Perhaps most ambitious of all is the Northeast Hackathon, which will run from Sept. 16-18 in Stamford before moving on to Bridgeport (Sept. 30-Oct. 2), New Haven (Oct. 14-16), New London (Oct. 28-30) and Providence, R.I. (Nov. 11-13). Teams from each city will be encouraged to create software, hardware and strategic solutions, as well as to work sequentially and collaboratively with teams and technology from the other cities, to address transportation challenges being faced by each city’s train stations — with New Haven’s Union Station the focal point.
“The Northeast Hackathon — and, really, the Stamford Hackathon and Stamford Technology Week — have all grown organically through talking to people and finding common interests and goals,” Seaton said. “It was much more evolutionary than something that started with a grand plan.”
“We see a real opportunity to extend (the hackathon’s) reach up the coast to help these people and these cities communicate with each other,” Schwimmer said. “The technology sector in Connecticut is frequently siloed, so this is a way that everyone can benefit.

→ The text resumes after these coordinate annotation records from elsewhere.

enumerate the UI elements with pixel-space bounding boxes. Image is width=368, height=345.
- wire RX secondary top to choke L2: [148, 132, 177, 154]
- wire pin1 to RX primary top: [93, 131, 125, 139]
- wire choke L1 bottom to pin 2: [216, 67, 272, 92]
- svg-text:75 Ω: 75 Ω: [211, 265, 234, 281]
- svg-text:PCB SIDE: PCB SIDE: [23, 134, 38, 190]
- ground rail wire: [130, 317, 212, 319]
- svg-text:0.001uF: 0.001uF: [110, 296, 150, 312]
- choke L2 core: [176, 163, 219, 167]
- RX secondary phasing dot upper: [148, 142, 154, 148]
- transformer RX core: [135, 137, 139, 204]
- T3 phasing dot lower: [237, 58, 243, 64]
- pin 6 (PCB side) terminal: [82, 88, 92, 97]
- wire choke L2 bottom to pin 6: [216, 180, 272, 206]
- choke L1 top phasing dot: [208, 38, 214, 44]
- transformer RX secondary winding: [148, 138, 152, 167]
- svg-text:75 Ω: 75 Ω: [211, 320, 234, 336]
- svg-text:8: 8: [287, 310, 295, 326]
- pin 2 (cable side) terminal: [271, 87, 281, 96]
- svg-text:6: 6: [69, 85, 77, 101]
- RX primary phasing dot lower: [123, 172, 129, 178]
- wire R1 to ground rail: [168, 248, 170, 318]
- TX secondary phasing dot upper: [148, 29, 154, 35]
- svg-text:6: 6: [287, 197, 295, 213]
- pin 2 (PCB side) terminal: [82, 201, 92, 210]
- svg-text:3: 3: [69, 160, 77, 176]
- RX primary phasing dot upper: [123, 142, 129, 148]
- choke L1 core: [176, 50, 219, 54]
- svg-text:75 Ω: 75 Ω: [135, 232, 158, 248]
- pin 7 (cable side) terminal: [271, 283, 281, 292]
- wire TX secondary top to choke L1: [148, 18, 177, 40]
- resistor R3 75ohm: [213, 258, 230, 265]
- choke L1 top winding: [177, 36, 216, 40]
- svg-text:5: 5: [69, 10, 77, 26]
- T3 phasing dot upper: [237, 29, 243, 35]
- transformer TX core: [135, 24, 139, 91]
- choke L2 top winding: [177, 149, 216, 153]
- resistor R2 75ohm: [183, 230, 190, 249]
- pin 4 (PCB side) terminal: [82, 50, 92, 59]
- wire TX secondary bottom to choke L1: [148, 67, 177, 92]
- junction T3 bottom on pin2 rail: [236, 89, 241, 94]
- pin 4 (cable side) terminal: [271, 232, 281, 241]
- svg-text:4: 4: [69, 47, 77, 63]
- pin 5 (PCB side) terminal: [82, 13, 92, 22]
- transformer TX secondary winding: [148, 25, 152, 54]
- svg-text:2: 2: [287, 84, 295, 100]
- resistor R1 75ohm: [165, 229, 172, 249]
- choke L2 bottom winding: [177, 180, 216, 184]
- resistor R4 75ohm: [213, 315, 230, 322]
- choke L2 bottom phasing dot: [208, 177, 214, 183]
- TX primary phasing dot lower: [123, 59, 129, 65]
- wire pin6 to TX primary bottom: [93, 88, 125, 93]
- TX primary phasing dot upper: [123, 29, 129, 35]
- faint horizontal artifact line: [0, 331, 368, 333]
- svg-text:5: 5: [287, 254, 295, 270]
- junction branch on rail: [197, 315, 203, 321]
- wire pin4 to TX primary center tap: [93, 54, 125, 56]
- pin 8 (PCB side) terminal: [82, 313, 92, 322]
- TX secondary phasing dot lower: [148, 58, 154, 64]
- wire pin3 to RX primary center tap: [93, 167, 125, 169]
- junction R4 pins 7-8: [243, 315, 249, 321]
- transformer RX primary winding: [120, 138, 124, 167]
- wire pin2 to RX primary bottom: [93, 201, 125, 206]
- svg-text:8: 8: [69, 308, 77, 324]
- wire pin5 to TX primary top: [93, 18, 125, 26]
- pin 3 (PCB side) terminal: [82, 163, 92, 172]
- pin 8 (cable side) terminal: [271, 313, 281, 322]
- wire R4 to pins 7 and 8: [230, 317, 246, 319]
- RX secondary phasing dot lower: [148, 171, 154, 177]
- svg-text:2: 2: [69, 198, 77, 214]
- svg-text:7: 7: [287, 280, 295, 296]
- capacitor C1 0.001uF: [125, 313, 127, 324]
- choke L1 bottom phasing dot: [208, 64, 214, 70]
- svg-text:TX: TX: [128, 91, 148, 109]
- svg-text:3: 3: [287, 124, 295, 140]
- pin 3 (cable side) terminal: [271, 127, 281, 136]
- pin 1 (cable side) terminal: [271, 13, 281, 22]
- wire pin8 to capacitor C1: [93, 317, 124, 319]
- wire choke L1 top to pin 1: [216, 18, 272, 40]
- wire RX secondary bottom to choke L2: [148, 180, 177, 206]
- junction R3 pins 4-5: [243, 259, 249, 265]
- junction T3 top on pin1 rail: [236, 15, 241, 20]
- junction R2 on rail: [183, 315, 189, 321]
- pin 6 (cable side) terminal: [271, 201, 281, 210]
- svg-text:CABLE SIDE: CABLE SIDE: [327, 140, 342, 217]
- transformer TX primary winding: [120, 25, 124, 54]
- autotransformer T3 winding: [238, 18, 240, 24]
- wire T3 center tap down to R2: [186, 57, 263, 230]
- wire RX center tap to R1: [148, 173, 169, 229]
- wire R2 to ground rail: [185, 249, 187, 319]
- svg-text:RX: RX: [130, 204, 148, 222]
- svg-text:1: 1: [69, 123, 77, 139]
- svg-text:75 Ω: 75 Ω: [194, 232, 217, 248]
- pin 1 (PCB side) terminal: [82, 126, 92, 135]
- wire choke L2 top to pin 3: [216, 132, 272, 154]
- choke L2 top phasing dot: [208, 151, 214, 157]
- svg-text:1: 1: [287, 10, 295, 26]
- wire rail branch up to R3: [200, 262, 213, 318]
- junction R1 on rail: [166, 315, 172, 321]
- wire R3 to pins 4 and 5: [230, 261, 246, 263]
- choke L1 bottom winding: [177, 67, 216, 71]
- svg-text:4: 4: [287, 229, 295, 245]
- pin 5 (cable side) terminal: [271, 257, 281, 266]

And for us, it’s increasing defining our area of influence.”
Seaton said the participation of high-profile sponsors such as IBM and Pitney Bowes underscores how important the tech community is coming to view SIC’s work.
All together, he added, he expects “a couple of thousand people” to attend Stamford Technology Week, with another few hundred involved in the Northeast Hackathon. Seaton said he’s already working on the SIC’s next conference, which will focus on virtual reality and take place in February 2017.